Rabbi Lipson asked if being a practicing Roman Catholic affected Chief Justice Roberts’s decisions.

The chief justice said no. “When I am researching a case, I look to the Constitution,” he said. “I look to the United States Code. I look to the precedents. I don’t look to the Bible. I think that’s very important. My religion doesn’t affect my decisions.”

He added that his faith informed other aspects of his life. “I am taught to see the image and likeness of God in every person and that, I think, does cause you to look at the people — whether they are a criminal defendant in a particular case or whatever party they are — in a particular way,” he said. “But I don’t believe it affects how I decide cases.”

Chief Justice Roberts said he was not always happy with the results the law requires. “We uphold a lot of things that we don’t like,” he said, giving the example of flag burning, which he said was “a horrible thing” and was once banned in many states.

“But when that case came to the court those laws were quite comfortably — I think it was 8 to 1 or something like that — struck down as violating the First Amendment under our Constitution. People don’t necessarily feel the same way about the flag that I do, and they are entitled to express their views in the harmless way of burning the flag. So I agree with that decision, but that doesn’t mean I agree with the conduct that’s involved.”

The decision, Texas v. Johnson, in 1989, was decided by a 5 to 4 vote.

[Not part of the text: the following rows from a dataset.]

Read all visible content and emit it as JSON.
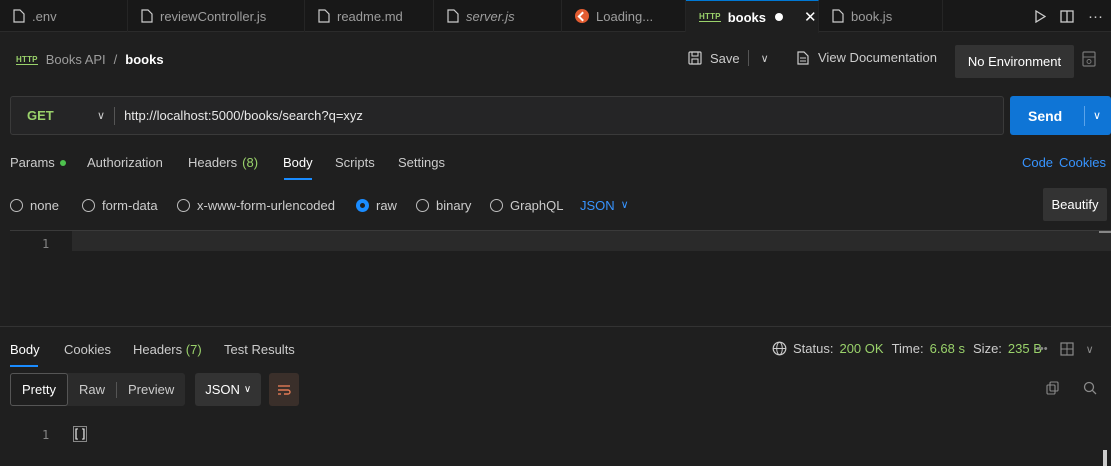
{
  "tabs": [
    {
      "label": ".env",
      "icon": "file-icon",
      "style": "normal"
    },
    {
      "label": "reviewController.js",
      "icon": "file-icon",
      "style": "normal"
    },
    {
      "label": "readme.md",
      "icon": "file-icon",
      "style": "normal"
    },
    {
      "label": "server.js",
      "icon": "file-icon",
      "style": "italic"
    },
    {
      "label": "Loading...",
      "icon": "loading-icon",
      "style": "normal"
    },
    {
      "label": "books",
      "icon": "http-icon",
      "style": "bold"
    },
    {
      "label": "book.js",
      "icon": "file-icon",
      "style": "normal"
    }
  ],
  "http_badge": "HTTP",
  "breadcrumb": {
    "parent": "Books API",
    "separator": "/",
    "current": "books"
  },
  "header": {
    "save_label": "Save",
    "view_doc_label": "View Documentation",
    "environment": "No Environment"
  },
  "request": {
    "method": "GET",
    "url": "http://localhost:5000/books/search?q=xyz",
    "send_label": "Send"
  },
  "request_tabs": {
    "params": "Params",
    "authorization": "Authorization",
    "headers": "Headers",
    "headers_count": "(8)",
    "body": "Body",
    "scripts": "Scripts",
    "settings": "Settings",
    "code": "Code",
    "cookies": "Cookies"
  },
  "body_types": {
    "none": "none",
    "form_data": "form-data",
    "urlencoded": "x-www-form-urlencoded",
    "raw": "raw",
    "binary": "binary",
    "graphql": "GraphQL",
    "format": "JSON",
    "beautify": "Beautify",
    "selected": "raw"
  },
  "editor": {
    "line_number": "1"
  },
  "response_tabs": {
    "body": "Body",
    "cookies": "Cookies",
    "headers": "Headers",
    "headers_count": "(7)",
    "test_results": "Test Results"
  },
  "response_status": {
    "status_label": "Status:",
    "status_value": "200 OK",
    "time_label": "Time:",
    "time_value": "6.68 s",
    "size_label": "Size:",
    "size_value": "235 B"
  },
  "response_view": {
    "pretty": "Pretty",
    "raw": "Raw",
    "preview": "Preview",
    "format": "JSON"
  },
  "response_body": {
    "line_number": "1",
    "content": "[]"
  },
  "colors": {
    "accent": "#0f75d6",
    "method": "#9ad26b",
    "link": "#3794ff"
  }
}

Chief Justice Roberts added that people should not expect too much of the Supreme Court. “The court’s job is to decide legal disputes under the Constitution and laws, not to cure the ills of society,” he said. “To the extent people are looking to the court they ought to be looking elsewhere.”

One of the harder parts of his job, he said, was attending State of the Union addresses, where the justices have to take pains to applaud only very occasionally. “It’s not our job to express support for particular policy initiatives,” he said. “So we do sit there like mannequins.”

He said the justices were not alone. “The Joint Chiefs of Staff are in the same position,” he said. “They’re sitting there like much better dressed mannequins.”